Blick vom „Michel“ (Hamburger Hauptkirche) auf den Hafen, die Lagerhäuser der neuen Speicherstadt stehen bereits (mittig links), zwei große Dampfschiffe fahren auf der Elbe ein (Foto: 1929; Scan, Privatbesitz Robert Matthees, optimiert mit Remini AI).
Blick vom „Michel“ (Hamburger Hauptkirche) auf den Hafen, die Lagerhäuser der neuen Speicherstadt stehen bereits (mittig links), zwei große Dampfschiffe fahren auf der Elbe ein (Foto: 1929; Scan, Privatbesitz Robert Matthees, optimiert mit Remini AI).

Nach dem frühen Tod seines Vaters 1891 kommt Carl von Ossietzky einige Zeit bei seiner Tante unter. Sie lebt ebenfalls im sozial schwachen Hamburger Gängeviertel, das die Große Michaelisstraße umgibt. Der Name Gängeviertel leitet sich dabei aus der dichten Bebauung ab.
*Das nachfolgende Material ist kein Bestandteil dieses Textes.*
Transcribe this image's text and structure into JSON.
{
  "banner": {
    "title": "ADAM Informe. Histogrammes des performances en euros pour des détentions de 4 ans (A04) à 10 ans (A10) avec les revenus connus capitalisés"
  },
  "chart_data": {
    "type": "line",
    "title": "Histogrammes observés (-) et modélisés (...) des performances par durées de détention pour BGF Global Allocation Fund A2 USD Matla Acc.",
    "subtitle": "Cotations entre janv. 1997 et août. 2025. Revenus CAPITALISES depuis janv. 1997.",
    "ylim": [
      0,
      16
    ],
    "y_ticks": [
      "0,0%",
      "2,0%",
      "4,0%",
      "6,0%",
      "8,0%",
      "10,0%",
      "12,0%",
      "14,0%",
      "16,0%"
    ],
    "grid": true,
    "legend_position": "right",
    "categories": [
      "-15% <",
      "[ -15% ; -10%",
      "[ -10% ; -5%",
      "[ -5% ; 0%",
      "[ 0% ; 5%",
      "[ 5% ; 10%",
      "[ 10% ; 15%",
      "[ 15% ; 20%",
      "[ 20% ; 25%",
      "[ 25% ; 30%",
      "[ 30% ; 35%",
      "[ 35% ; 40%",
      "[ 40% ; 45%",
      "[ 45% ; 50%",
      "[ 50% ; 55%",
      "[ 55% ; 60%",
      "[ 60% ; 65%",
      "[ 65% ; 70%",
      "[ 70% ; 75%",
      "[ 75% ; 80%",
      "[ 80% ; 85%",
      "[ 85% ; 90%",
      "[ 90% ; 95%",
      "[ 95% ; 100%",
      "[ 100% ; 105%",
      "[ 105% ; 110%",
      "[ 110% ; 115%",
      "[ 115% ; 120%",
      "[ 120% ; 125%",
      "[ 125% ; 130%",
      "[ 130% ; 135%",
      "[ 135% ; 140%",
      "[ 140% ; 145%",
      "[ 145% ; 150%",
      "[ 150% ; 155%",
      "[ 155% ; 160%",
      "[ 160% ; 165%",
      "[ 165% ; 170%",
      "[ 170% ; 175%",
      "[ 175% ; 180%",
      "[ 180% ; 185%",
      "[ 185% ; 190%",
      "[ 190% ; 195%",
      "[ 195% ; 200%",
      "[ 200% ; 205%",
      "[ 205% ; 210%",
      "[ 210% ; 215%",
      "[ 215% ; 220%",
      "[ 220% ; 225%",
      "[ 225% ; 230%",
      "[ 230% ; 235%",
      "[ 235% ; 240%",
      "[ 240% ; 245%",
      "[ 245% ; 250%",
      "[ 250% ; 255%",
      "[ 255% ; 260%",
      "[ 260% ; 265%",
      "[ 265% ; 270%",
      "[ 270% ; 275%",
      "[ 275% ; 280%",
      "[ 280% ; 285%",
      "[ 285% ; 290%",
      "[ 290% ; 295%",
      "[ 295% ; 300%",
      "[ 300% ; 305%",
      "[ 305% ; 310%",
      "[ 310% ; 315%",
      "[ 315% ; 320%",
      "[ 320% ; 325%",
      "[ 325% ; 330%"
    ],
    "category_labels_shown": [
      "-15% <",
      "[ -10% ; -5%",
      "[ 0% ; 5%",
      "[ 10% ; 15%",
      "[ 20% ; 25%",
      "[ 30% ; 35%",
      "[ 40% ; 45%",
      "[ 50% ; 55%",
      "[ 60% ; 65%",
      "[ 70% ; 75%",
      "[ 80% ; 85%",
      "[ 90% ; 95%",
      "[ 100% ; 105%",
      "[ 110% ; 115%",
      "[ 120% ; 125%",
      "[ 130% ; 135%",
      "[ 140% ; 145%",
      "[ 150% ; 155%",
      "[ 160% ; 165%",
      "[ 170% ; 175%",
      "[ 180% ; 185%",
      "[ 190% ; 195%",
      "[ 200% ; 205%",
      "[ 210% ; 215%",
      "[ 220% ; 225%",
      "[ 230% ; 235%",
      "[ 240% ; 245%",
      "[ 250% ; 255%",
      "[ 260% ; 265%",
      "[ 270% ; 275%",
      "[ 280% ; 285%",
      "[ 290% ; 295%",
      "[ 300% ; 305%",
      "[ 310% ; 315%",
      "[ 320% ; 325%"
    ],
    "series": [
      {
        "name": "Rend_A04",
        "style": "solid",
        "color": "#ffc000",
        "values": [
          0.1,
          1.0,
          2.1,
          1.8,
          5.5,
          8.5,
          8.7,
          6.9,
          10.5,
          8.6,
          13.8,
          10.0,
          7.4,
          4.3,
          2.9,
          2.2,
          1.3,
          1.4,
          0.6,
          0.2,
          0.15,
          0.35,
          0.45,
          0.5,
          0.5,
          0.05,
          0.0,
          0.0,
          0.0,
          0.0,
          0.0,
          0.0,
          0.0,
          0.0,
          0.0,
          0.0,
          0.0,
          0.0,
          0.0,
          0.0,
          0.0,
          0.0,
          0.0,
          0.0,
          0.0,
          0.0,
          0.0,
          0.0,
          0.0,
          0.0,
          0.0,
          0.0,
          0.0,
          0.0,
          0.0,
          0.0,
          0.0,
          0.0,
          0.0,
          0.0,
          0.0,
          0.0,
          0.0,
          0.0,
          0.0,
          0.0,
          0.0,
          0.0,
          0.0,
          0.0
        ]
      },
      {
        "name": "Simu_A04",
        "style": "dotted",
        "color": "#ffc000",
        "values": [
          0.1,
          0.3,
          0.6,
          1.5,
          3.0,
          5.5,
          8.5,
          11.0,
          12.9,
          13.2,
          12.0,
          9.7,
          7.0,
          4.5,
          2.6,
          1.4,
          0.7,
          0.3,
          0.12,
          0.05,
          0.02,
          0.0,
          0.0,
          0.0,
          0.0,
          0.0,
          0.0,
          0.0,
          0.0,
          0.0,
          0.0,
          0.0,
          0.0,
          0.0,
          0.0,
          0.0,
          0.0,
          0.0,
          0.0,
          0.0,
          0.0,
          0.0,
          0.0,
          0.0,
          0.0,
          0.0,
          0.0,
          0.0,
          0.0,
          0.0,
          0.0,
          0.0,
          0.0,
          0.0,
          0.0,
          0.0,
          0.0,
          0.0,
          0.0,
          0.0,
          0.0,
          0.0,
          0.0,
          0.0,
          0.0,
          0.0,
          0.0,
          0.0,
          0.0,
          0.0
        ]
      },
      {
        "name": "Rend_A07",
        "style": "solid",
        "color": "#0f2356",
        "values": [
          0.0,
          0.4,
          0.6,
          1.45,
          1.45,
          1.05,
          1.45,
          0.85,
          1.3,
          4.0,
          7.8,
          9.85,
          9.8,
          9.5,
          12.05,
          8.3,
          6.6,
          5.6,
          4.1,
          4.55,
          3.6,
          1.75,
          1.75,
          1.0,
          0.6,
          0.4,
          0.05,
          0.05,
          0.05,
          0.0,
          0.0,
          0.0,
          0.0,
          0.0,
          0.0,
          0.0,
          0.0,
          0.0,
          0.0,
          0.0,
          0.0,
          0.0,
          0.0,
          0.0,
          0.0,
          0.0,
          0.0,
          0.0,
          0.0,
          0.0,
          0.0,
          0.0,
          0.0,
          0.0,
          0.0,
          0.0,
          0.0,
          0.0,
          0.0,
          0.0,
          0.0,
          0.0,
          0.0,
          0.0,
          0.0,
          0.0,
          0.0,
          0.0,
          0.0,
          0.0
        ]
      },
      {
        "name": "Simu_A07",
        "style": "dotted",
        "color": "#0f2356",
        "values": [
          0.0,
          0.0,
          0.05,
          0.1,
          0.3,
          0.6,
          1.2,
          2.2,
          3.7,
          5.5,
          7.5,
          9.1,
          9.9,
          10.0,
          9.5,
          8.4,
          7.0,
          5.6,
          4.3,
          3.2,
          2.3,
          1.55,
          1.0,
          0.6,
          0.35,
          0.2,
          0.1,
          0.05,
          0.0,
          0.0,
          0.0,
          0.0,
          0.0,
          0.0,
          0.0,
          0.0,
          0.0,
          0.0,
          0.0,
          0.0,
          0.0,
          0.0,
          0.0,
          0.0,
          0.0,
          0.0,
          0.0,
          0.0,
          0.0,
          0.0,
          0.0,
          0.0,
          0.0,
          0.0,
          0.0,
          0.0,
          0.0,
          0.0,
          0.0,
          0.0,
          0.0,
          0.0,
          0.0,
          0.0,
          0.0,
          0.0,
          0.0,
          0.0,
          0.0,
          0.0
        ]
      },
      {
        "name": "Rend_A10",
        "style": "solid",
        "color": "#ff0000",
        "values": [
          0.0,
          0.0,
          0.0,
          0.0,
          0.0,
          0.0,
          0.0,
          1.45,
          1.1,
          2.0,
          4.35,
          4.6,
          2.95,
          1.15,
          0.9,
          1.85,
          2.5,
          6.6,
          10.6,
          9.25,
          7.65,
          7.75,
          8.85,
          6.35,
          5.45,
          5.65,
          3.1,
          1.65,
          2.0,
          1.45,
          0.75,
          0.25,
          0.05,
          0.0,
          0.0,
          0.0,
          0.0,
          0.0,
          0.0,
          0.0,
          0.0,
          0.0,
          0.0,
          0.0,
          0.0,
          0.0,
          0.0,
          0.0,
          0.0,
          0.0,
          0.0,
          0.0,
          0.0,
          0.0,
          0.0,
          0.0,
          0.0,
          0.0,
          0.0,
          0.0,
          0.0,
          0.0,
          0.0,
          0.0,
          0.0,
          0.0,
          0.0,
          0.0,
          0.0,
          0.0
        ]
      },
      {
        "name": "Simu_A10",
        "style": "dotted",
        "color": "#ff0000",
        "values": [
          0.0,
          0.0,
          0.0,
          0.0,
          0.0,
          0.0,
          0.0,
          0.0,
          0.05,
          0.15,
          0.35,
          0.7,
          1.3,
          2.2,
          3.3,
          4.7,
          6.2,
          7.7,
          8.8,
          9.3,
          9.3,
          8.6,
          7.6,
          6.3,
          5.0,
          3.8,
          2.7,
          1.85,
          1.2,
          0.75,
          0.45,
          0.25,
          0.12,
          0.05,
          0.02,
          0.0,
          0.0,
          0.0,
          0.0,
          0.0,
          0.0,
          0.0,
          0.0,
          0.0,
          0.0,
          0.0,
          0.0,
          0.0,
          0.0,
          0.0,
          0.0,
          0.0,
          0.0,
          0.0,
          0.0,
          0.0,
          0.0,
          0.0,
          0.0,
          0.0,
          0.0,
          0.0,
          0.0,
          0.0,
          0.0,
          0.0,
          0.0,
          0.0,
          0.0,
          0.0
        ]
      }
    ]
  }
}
Oft führen nur schmale Zugänge zu den dunklen Hinterhöfen und Eingängen der überfüllten Wohnhäuser. Bis 1907 nennt Carl es sein Zuhause.2 Der Fotograf Paul Wuttke (1872-1945) fängt um 1900 daraus einige Eindrücke mit seiner Kamera ein:

Bewohnerinnen und Bewohner des Gängeviertels in der Hamburger Neustadt (Foto: Paul Wuttke, 1902; optimiert mit Remini AI).
Bewohnerinnen und Bewohner des Gängeviertels in der Hamburger Neustadt (Foto: Paul Wuttke, 1902; optimiert mit Remini AI).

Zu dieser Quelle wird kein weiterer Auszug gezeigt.